If people have more insight into our work, perhaps more significance could be placed on the arts at Duke. For me, it is political. I wanted to demonstrate the depth of my research: yes, it is a dance on stage - it is choreography, but it is informed by profound and intersectional analysis. Like our colleagues in other departments and colleges, artist-educators push the edges of our field.
What are you teaching, and what's on the horizon for you and your work?
Next semester, I will teach advanced ballet and a ballet repertory class. I am also excited to develop and lead a new course - Arts Activism and Everyday Technology. I am working to build a curriculum that students might see as culturally relevant. I desire students to become excited about who made activist art before us, who the creative disruptors are now, and how they can activate to make radical art.
I am also developing two other courses for the coming semesters: 1) Black Dance: Jamaican Context. It focuses on the historical and cultural dances central to the Jamaican theatrical dance lexicon; And. 2) Ballet History: Black Presence investigating the Africanist contribution to the art of ballet.

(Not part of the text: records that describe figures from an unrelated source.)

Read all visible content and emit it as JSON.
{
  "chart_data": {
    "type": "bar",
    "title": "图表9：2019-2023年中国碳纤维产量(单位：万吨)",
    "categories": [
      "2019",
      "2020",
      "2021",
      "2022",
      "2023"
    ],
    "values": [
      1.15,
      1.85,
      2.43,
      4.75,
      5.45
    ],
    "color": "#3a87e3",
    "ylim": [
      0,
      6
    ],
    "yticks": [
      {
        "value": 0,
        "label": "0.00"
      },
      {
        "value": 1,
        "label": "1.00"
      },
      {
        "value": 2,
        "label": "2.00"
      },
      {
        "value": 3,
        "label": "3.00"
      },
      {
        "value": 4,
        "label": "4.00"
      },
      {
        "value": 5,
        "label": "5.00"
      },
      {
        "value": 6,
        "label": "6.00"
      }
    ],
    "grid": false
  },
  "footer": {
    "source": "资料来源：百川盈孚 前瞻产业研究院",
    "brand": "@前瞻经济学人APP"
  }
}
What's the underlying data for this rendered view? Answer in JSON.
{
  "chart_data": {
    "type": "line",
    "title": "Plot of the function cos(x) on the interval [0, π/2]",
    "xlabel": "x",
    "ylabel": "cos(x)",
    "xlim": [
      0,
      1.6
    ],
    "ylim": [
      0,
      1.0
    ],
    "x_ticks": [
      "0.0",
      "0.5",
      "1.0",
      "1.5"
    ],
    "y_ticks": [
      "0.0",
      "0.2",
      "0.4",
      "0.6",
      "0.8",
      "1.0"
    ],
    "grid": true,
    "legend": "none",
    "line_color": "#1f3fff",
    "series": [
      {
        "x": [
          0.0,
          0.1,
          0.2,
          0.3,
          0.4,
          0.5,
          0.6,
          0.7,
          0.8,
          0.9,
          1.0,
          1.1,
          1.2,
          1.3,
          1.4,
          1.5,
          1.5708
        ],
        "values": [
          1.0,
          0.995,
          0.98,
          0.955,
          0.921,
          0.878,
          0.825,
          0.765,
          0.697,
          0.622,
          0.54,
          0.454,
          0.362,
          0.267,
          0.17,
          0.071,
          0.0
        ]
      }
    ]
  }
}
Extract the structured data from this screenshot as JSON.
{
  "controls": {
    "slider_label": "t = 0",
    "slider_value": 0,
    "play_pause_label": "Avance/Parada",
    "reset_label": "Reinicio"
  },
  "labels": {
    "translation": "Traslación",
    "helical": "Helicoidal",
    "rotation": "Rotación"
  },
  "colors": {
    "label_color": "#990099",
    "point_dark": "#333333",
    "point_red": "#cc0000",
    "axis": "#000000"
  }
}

Regarding my research, I have an upcoming summer choreographic residency at The Ailey School (the Alvin Ailey American Dance Theater) in New York City. In fall 2023, I will premiere the ballet adaptation of Giovanni's Room. Lastly, in the fall of 2023, Antiracist Ballet Teaching (a Routledge text I am coediting and cowriting with Kate Mattingly) should be published. The text brings together a dialogue between practitioners and theorists in ballet studies on the topic of race in ballet education.